Thursday, 24 October 2024

Crowd Sing Controversial Banned Song During Spain-France Euro 2024 Semi-Final


Crowd Sing Controversial Banned Song During Spain-France Euro 2024 Semi-Final

Right-wing anthem heard yet again.

The crowd at tonight’s Euro 2024 semi-final between Spain and France was once again heard singing the controversial “L’amour Toujours” song, despite it being banned by UEFA.

The tune has become an anthem for right-wingers expressing dissent against mass migration across Europe since becoming popular in Germany, with the lyrics being re-purposed to say “Auslander Raus,” meaning ‘foreigners out’.

Both Italian and Hungarian fans were heard singing the melody to the song earlier in the tournament.

It was also heard earlier tonight as Spain beat France 2-1 to reach the final of the competition.

Presumably, given the French team’s overwhelming commitment to ‘diversity’, it was the Spanish supporters who provided the rendition.

It’s a strange revival for a 1999 hit that originally gained popularity on the rave scene at the turn of the millennium.

The song began as a viral meme being sung by young German AfD supporters in nightclubs, at beach parties, carnival parades and village festivals.

Munich’s famed Oktoberfest banned the song entirely after police opened an investigation into two men caught singing it at the Bergkirchweich beer festival back in May.

UEFA also announced that the song would be banned at Euro 2024, although they have been completely powerless to stop thousands of fans in the stadiums singing it anyway.

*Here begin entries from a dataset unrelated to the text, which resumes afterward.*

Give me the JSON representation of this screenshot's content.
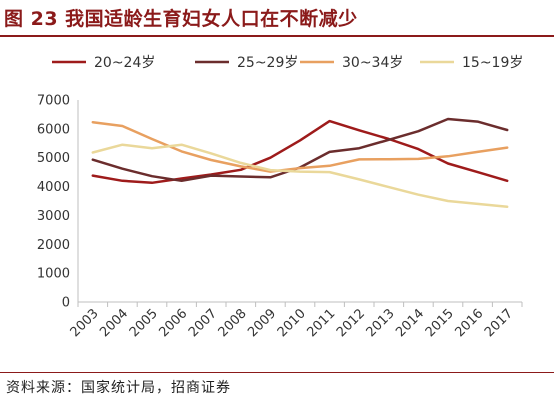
{
  "header": {
    "title": "图 23  我国适龄生育妇女人口在不断减少",
    "title_color": "#8b1a1a"
  },
  "footer": {
    "source": "资料来源：国家统计局，招商证券"
  },
  "chart_data": {
    "type": "line",
    "x": [
      "2003",
      "2004",
      "2005",
      "2006",
      "2007",
      "2008",
      "2009",
      "2010",
      "2011",
      "2012",
      "2013",
      "2014",
      "2015",
      "2016",
      "2017"
    ],
    "ylim": [
      0,
      7000
    ],
    "yticks": [
      "0",
      "1000",
      "2000",
      "3000",
      "4000",
      "5000",
      "6000",
      "7000"
    ],
    "grid": false,
    "legend_position": "top",
    "series": [
      {
        "name": "20~24岁",
        "color": "#9e1b1b",
        "values": [
          4380,
          4200,
          4130,
          4280,
          4420,
          4580,
          5000,
          5600,
          6270,
          5950,
          5650,
          5300,
          4800,
          4500,
          4200
        ]
      },
      {
        "name": "25~29岁",
        "color": "#6b2d2d",
        "values": [
          4930,
          4620,
          4360,
          4200,
          4380,
          4350,
          4320,
          4660,
          5200,
          5330,
          5620,
          5920,
          6340,
          6250,
          5960
        ]
      },
      {
        "name": "30~34岁",
        "color": "#e8a060",
        "values": [
          6230,
          6100,
          5650,
          5220,
          4920,
          4700,
          4520,
          4640,
          4720,
          4940,
          4950,
          4960,
          5050,
          5200,
          5350
        ]
      },
      {
        "name": "15~19岁",
        "color": "#ead89a",
        "values": [
          5180,
          5450,
          5330,
          5450,
          5150,
          4820,
          4570,
          4520,
          4500,
          4250,
          3980,
          3720,
          3500,
          3400,
          3300
        ]
      }
    ]
  }
}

As we highlighted last week, the issue of mass migration intersected with the football world when German star Toni Kroos told a podcast that he would keep his family in Spain because his homeland has become too dangerous as a result of rampant immigration.

Kroos said he will be staying in Spain with his family despite his football career there coming to an end because Germany is no longer the same country that “it was ten years ago when we left.”

Compared to Spain, Kroos said he felt more uneasy about letting his daughter go out “at 11pm in a big German city” because mass migration had become too “uncontrolled”.

As we document in the video below, confusion reigned when German police showed up at a birthday party in response to reports that the forbidden track was heard in the town of Cochum.

Those singing it turned out to be all non-German female nationals of Bulgarian, Romanian and Ukrainian descent.